Пора было ехать, но из-за облепивших стекло белых лепестков было почти не видно дороги. Эдгару не хотелось сминать их безжалостными дворниками, поэтому он выбрался из машины и стал бережно снимать их пальцами. Потом, вместо того чтобы бросить цветочный мусор под ноги, он зачем-то сунул всю горсть в карман и вернулся за руль. До Локеттса он доехал за пару минут, открыл дверь полученным от Монти ключом.
В длинном холле, по которому все предыдущие дни разгуливали летние сквознячки, стояла странная, неприятная духота.
– Монти! – позвал Эдгар, входя в мавританскую гостиную.
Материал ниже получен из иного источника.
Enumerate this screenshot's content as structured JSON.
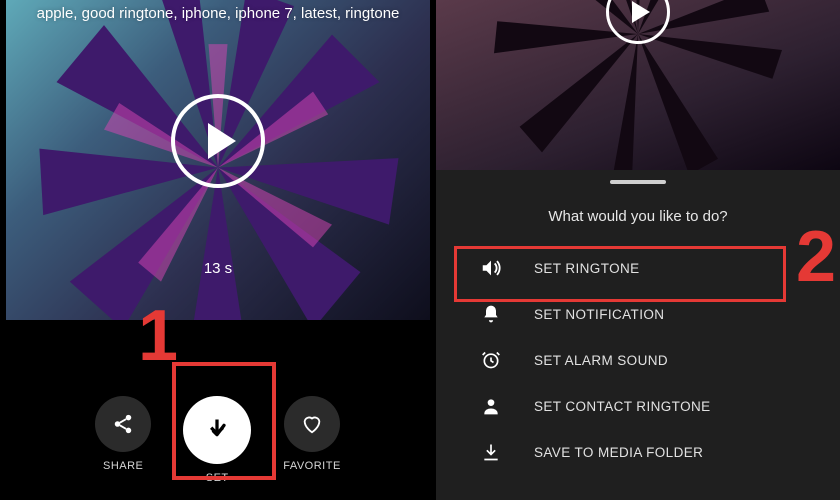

Здесь тоже воздух был какой-то затхлый и пропитанный пылью, будто весь дом загадочным образом откатился то ли в прошлое, то ли в будущее. Эдгар вернулся в холл, заглянул в кабинет, шагнул к лестнице, собираясь покричать наверх, а уже потом выйти в сад, – и тут на столике у самой входной двери увидел большой конверт, на котором рукой Монти было написано его имя. При виде этого конверта бедное Эдгарово сердце, познавшее уже немало утрат, вдруг жалобно екнуло. Эдгар взял конверт, вбежал с ним в гостиную и вскрыл. Внутри содержался следующий текст:
Дорогой мой Эдгар!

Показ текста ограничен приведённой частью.